We were approaching a U-turn and so I started to cautiously inch the car to the rightmost lane, catching a glimpse of my father’s flustered face in the side mirror. I decided to take pity.

“I disagree,” I said. “I think that even in the worst of situations, there’s some humor to be found.”

“Oh, so you’re saying climate change could be funny.” said Sam, with the smugness of someone who had won an argument. “Also wait, when did you turn twenty-two?”

“I don’t think climate change is – what do you mean ‘when did I turn twenty-two’? Have you forgotten when my birthday is?” A yellow car suddenly passed me in a whoosh. . I stuck my head out of the window and yelled, “You think you can overtake me–you think you can push me around?
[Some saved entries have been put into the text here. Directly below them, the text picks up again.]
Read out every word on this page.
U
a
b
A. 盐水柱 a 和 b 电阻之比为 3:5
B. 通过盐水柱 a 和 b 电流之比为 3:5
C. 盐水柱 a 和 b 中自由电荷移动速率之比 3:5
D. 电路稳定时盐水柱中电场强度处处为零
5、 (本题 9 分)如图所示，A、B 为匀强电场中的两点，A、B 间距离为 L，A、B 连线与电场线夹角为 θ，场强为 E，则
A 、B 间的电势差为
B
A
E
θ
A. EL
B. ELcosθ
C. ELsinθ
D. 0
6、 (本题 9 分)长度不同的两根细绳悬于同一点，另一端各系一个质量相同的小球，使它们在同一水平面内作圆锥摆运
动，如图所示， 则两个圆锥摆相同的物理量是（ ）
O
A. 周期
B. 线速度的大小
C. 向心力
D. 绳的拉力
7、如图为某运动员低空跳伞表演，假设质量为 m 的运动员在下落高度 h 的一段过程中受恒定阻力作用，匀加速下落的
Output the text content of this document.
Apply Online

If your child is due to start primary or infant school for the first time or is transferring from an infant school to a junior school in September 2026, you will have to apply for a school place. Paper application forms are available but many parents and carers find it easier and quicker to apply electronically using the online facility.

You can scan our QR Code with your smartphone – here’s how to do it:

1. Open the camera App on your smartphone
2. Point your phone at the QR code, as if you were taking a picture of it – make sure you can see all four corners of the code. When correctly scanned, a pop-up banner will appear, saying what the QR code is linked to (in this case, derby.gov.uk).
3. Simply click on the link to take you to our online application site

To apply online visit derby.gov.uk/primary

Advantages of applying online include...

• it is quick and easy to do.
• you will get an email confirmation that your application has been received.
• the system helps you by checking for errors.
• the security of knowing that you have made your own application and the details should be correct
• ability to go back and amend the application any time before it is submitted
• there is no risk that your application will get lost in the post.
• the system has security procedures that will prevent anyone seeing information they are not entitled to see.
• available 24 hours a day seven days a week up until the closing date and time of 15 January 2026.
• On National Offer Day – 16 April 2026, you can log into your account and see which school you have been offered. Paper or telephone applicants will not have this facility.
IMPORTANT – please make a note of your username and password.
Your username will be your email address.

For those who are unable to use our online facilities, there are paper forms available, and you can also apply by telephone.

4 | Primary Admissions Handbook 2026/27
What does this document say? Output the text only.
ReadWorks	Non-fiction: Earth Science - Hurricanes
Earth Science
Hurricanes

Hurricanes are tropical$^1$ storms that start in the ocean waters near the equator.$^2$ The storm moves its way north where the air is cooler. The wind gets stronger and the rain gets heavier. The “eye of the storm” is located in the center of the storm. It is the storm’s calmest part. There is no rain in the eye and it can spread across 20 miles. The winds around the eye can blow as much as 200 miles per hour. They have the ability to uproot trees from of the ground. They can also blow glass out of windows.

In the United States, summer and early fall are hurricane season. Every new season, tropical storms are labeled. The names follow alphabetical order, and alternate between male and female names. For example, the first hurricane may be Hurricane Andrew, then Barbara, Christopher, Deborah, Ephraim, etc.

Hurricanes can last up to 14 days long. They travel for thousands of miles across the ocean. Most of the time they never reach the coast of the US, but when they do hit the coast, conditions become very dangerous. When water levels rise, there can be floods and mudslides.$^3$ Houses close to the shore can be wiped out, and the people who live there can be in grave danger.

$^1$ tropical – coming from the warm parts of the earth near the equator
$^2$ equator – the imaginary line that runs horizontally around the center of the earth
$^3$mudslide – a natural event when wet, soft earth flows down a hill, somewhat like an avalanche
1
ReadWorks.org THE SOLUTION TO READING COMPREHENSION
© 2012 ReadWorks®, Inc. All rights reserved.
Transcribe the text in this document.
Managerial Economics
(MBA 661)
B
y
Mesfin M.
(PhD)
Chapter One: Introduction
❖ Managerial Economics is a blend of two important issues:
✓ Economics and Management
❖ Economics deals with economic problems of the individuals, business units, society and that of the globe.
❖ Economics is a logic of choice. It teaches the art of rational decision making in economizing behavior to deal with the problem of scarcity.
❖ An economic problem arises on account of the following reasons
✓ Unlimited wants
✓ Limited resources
Just because I’m a girl? That’s a stereotype, I’ll have you know.” The woman behind the wheel stared at me incredulously.

“She’s like this because she writes satire,” said my mother. “It makes you confuse irreverence with humour. Relax, Gayathri, we all know when your birthday is.”  

I stopped at the edge of the lane, looked left and right. I sighed, searching for an opening to join the impenetrable wall of cars before me, and a way out of the asinine debate being waged inside our car.

It’s not even funny. I mulled over the phrase.

“Even,” I said. “Even.” I eased my grip on the break and pressed down on the accelerator, my hand reaching for the gear stick. “It’s not even funny. That suggests the situation has nothing to offer, not even humour. The very least a bad situation can produce is a laugh, but this situation doesn’t even provide that.”

“Why clarify that?” asked my mother. “Like Sam said, no one suggested it had anything funny to offer in the first place.”   

I took the U-turn, finding myself in the midst of a new lane suffocating amidst a different set of cars. The argument too, had looped back to where it started.

“Crack one good joke about a traffic jam,” Sam said.

“That’s not relevant,” I said tetchily. “Don’t do it, Appa. So when’s my birthday then, Ma?”

“What do I eat with my traffic toast?” Appa asked.

I groaned – he had set us back by miles. 

“What is… traffic toast?” my sister asked icily. “Your birthday is in August, Gayathri.”

“The answer is –”

“No, we all know what the answer is, Appa,” I said. “The punchline wasn’t the problem here. When in August?” We were finally on the pot-holedroad outside the marketplace.  

“Gayathri’s on the right track though,” Appa said. He’s always admirably unruffled when his jokes fall flat, a skill built through years of experience. “See, an excessive situation is usually funny. But if a situation is so excessive that it surpasses humour, that’s when you use the phrase – it’s not even funny.”

“Like how excessively stupid this conversation was,” I grumbled, steeling myself to park the car.  

“Then why are you writing a satire piece on it?” Sam grumbled.


“You had that dumb glint in your eye, the one you have when you’re committing something to memory to write about later,” Sam said. “Please stop. I don’t want to feature in any of your stories.”

“If Ma gets my birthday right, I’ll let this whole thing go,” I said.

“August ninth?” my mother said weakly.